Very nice really like th colour on it, much nicer than the normal one.


----------



## labskaus (Apr 19, 2017)

Very nice outcome. Mine ist still making sheats on every growth...


----------



## mrhappyrotter (Apr 19, 2017)

Congrats on blooming that. I know it's no easy task. And the lip doesn't seem to be deformed -- over all very good shape.


----------



## Gilda (Apr 19, 2017)

congratulations ! A beautiful bloom !:clap:


----------



## Erythrone (Apr 19, 2017)

It is gorgeous!!!!


----------



## John M (Apr 19, 2017)

VERY beautiful!


----------



## NYEric (Apr 19, 2017)

Looks like this one might not end up living in Greenwich Village.  Thanks for sharing.


----------



## Happypaphy7 (Apr 19, 2017)

I have two more of the same cross and they are all about the same size, multiple growths with sheath on nearly every growth! 
This one is a keeper but I hope it will bloom again. 

I also have a few regular Delrosi seedlings that still has a few years before reaching blooming stage.


----------



## Happypaphy7 (Apr 19, 2017)

Mark Karayannis said:


> It is good a good one. Congrats
> Can you show us the whole plant



Each leaf is about 7-9 inch long.


----------



## NYEric (Apr 19, 2017)

BTW. What did you cross onto my Dollgoldi? I have to send the pod in.


----------



## Happypaphy7 (Apr 19, 2017)

Is the ovary still on and green?? Yay~ but you might want to wait a lot longer than now. Too soon, isn't it? 
I put Shun-Fa Golden on yours.


----------



## Tom-DE (Apr 19, 2017)

Great color!


----------



## JeanLux (Apr 20, 2017)

Yes, great shape and fine colors!!!! Jean


----------



## SlipperMatt (Apr 24, 2017)

Fantastic plant, really amazing flower. Congrats.
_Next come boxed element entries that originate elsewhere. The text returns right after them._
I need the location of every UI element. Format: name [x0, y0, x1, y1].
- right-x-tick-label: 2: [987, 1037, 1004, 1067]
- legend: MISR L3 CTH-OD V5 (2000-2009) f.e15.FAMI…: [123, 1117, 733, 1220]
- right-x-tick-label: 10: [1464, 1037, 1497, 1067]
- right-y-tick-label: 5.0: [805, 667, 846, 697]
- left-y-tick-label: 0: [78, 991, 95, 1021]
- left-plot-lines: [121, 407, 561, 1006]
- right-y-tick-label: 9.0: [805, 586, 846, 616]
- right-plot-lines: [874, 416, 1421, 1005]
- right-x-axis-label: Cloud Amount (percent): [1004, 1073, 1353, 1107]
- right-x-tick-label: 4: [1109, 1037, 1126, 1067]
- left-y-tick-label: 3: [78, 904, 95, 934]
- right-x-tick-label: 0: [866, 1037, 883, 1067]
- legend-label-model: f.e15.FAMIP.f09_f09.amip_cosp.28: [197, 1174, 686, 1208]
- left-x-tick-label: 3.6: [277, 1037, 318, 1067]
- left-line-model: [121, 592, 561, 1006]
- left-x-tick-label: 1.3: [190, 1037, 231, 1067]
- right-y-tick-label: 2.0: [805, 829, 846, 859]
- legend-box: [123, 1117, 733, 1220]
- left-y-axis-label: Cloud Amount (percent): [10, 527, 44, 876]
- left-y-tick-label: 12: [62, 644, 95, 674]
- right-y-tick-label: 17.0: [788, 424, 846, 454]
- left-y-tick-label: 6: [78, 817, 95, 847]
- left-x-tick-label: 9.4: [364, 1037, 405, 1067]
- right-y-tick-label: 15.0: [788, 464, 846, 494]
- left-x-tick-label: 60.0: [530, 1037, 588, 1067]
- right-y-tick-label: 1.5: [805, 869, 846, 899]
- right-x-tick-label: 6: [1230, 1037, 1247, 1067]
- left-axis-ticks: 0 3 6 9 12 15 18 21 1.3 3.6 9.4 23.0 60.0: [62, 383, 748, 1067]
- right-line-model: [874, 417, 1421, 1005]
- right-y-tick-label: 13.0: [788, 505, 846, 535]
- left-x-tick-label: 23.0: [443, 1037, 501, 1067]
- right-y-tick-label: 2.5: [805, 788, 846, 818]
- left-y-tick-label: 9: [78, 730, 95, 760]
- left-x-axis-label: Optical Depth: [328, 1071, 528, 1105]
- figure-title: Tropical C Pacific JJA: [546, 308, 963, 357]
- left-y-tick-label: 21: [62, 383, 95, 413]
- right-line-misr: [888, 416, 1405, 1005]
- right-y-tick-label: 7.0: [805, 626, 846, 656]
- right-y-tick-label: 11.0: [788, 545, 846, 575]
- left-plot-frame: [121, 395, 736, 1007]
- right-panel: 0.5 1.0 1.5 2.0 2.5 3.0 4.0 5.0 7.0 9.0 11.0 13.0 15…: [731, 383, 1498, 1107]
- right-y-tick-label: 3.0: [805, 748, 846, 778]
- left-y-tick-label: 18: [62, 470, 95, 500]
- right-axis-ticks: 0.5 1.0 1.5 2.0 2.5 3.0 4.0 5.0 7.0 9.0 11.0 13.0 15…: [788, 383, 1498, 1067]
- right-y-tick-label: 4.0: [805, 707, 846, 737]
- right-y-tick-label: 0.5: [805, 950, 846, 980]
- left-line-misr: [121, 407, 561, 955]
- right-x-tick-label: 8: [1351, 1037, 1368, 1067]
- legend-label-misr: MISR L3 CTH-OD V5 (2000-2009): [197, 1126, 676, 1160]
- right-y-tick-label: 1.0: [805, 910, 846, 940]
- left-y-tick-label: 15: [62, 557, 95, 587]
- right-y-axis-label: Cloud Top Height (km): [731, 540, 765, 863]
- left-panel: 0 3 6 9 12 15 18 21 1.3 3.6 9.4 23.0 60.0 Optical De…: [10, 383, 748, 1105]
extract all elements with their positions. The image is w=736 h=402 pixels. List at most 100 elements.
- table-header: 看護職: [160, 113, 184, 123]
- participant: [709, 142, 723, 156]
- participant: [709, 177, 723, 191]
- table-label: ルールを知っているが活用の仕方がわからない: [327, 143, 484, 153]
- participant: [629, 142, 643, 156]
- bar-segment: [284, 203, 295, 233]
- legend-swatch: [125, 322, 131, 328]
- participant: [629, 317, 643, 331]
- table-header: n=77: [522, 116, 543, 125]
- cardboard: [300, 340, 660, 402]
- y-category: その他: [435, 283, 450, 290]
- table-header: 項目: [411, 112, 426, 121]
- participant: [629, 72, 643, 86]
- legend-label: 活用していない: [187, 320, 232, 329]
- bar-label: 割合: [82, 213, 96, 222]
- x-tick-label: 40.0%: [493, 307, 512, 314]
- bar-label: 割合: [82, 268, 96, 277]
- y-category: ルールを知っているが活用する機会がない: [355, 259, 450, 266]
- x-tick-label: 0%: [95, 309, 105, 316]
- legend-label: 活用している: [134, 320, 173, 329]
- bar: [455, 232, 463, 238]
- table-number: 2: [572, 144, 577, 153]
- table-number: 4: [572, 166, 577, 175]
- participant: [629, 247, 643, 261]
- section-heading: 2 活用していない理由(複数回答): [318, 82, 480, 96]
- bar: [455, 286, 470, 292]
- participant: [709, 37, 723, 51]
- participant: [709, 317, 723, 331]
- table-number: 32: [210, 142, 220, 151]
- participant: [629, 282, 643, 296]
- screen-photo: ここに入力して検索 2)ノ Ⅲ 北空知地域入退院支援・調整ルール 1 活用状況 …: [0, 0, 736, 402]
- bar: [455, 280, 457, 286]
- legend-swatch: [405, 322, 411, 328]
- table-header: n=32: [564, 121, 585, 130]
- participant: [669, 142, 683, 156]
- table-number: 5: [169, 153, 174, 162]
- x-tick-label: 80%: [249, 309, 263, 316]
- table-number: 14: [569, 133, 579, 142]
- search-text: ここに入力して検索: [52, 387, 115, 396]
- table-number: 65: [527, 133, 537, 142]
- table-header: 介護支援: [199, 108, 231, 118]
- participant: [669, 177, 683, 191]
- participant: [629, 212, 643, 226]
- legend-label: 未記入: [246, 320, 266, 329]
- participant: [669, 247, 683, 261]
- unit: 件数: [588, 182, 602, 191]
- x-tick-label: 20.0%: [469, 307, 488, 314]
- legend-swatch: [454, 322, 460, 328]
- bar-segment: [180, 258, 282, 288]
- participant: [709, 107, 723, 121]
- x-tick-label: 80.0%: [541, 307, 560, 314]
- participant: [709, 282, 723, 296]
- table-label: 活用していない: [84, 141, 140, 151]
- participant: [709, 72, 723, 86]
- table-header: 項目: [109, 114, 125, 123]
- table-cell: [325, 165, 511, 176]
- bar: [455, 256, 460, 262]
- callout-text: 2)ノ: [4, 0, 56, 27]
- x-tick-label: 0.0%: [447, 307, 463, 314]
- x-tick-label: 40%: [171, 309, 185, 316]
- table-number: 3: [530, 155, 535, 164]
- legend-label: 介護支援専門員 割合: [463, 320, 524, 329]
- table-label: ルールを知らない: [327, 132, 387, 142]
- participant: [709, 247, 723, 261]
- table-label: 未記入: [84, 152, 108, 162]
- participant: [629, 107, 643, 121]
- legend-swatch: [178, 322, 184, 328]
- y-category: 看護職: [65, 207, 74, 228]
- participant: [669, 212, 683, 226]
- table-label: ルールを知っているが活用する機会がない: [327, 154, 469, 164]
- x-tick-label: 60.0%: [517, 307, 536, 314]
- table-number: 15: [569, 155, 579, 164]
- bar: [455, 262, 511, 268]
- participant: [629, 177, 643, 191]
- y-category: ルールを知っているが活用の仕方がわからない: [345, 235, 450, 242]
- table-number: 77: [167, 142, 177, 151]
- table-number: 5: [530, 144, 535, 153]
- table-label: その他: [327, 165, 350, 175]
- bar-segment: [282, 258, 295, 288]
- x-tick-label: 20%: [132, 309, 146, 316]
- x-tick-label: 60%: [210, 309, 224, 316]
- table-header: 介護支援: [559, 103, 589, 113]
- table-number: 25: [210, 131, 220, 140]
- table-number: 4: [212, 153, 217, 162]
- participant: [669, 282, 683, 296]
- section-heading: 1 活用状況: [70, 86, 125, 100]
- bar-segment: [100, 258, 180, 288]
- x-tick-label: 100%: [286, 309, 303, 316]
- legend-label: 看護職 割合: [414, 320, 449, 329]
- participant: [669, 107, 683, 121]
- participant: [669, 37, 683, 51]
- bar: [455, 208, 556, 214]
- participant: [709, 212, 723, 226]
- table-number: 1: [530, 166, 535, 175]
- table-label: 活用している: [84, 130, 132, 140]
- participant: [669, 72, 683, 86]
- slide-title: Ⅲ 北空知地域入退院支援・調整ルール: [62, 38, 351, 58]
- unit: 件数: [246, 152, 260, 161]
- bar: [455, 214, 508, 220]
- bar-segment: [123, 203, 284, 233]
Tapatalkkal küldve az én D5503 eszközömről


----------



## Dandrobium (Apr 24, 2017)

Very nice indeed. The dunkel coloration really comes through on this one. I hope my little guy turns out like this!


----------



## tenman (May 24, 2017)

Be nice to see it, but the pic says its unavailable


----------



## Ozpaph (May 25, 2017)

I can see the last photo - lovely colour


----------



## NYEric (May 25, 2017)

Very nice. Bring it when we meet for dinner.


----------



## Happypaphy7 (May 25, 2017)

Not going anywhere.


----------



## SlipperFan (May 25, 2017)

That is beautiful. The dorsal is excellent, and I really like the variations in color.


----------



## Happypaphy7 (May 27, 2017)

Yes, I'm very happy with this one! worth the wait.
I just hope it will bloom again, not too distant in the future.


----------



## Wendy (May 27, 2017)

Love the colour on this. :clap: How long did the flowers last? Congrats...it's a very nice flower!


----------



## Happypaphy7 (May 27, 2017)

Both are still open and looking great after about a month and a half.


----------



## KyushuCalanthe (May 27, 2017)

How did I miss this one? Fantastic colors.


----------